En voyant le succès de l’ouvrage, d’autres organisations ont voulu utiliser des recueils de recettes pour lever des fonds: 3000 «livres de cuisine de charité» ont été publiés aux Etats-Unis entre 1864 et 1922… Les groupes religieux se servaient beaucoup de cette méthode. «Si l’Eglise avait besoin de réparer son clocher ou d’un nouveau bâtiment, on demandait aux femmes de la congrégation», explique Andrew Smith, prof d’études sur la nourriture à New York. Chacune donnait sa petite recette, et on publiait la compilation.
Mais ces livres de recettes pour lever des fonds n’étaient pas le privilège des dames d’Eglise… Npr explique qu’en 1886, un groupe de femmes du Massachusetts a vendu The Woman Suffrage Cookbook, le Livre de recettes du Suffrage des femmes, pour financer une campagne pour le droit de vote des femmes mais aussi diffuser leurs idées.
Avec des recettes équivoques comme la Mrs.
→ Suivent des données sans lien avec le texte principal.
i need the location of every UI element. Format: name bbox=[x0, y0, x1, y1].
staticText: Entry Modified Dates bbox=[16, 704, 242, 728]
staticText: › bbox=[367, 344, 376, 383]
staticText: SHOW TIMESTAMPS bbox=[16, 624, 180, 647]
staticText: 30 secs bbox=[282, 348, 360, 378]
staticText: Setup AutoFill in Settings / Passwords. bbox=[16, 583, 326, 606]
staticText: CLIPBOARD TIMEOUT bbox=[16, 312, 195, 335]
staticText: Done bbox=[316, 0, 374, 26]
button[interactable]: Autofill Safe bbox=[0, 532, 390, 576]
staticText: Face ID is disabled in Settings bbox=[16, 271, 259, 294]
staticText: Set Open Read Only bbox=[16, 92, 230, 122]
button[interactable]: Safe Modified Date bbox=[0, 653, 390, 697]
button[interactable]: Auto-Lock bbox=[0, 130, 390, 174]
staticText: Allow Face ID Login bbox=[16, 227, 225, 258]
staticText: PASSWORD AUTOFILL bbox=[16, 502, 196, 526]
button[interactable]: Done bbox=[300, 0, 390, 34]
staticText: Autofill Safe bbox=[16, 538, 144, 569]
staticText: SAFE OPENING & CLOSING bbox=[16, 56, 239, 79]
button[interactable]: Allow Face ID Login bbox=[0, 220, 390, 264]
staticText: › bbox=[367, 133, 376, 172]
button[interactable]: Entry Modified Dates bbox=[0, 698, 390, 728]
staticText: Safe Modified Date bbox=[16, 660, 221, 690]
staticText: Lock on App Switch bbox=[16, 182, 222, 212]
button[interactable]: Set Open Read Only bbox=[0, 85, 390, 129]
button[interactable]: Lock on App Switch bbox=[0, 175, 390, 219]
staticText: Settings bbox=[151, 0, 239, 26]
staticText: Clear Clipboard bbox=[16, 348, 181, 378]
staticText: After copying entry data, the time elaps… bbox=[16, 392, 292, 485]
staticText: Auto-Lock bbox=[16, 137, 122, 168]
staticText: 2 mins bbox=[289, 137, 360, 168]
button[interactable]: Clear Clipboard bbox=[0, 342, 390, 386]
Mary F. Curtiss’ Rebel soup (la soupe rebelle de Mrs. Mary F. Curtiss, aux tomates), ou la Miss M.A. Hill’s Mother’s Election Cake (le cake de l’élection de la mère de Miss M.A. Hill, au Saindoux et à la noix de muscade)… Toujours sur le même principe, chaque personne donne sa petite recette secrète, et cela donne un livre complet. Notons que la liste des contributeurs contient un seul homme.
Ces vieux livres ont inspiré un nouveau genre de littérature culinaire: des histoires de personnes et de groupes, entrelacées à des recettes. Pour Andrew Smith, ces livres de cuisine communautaires donnent «un aperçu de l’histoire qu’on ne trouve pas avec d’autres sources». Les livres de recettes qui traînent dans nos cuisines seront sans doute d’excellents témoignages historiques dans quelques siècles… Comme, plus largement, nos façons de consommer et de manger.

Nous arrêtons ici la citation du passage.